When Burkhart opened and closed his fist, and picked up a spoon using his paralyzed hand, activities he had been unable to perform since his accident in 2010, he became the first paralyzed man in the world to use the power of thought to move an otherwise useless limb, demonstrating how the mind can be harnessed to triumph over matter.
Burkhart underwent complicated brain surgery in April wherein neurosurgeons placed a 0.15 inch-wide microchip with 96 electrodes in a port that was drilled into his skull. These electrodes were connected to a computer and used an algorithm that ‘read’ his thoughts and sent the messages from his brain to a sleeve with electrodes, which was placed on his forearm.

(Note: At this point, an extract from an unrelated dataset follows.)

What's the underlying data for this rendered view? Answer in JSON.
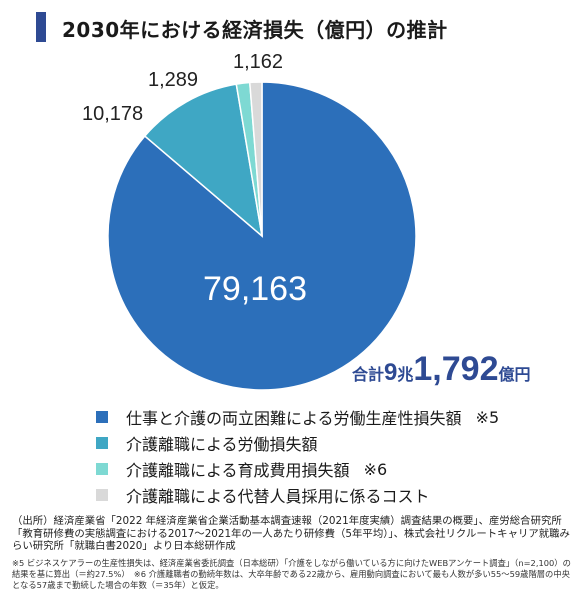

As Burkhart focused his thoughts, the decoded messages from his brain triggered the electrodes in his sleeve, which in turn stimulated the otherwise unresponsive muscles in his arm and caused them to move in the same way as it does for people who are not paralyzed. Chad Bouton, a research leader at Battelle compared the procedure to a cardiac bypass surgery, but instead of blood, the microchip allows the bypassing of electrical signals.
After the historic first test of the ‘Neurobridge’ technology, which had succeeded beyond expectations, Burkhart said he was overjoyed about being able to use his hand for the first time in four years. Calling it a foreign feeling, he expressed a sense of hope about the future.
While the researchers, Burkhart and millions of patients like him rejoiced at this phenomenal breakthrough of mind over matter, the harnessing of the power of thought to move a paralyzed man’s hand is but one step in a field brimming with potential. Ali Rezai, Burkhart’s surgeon strongly believes that the future will see people with disabilities, whether a quadriplegic or a stroke sufferer, being able to use their thinking processes to move their arms or legs.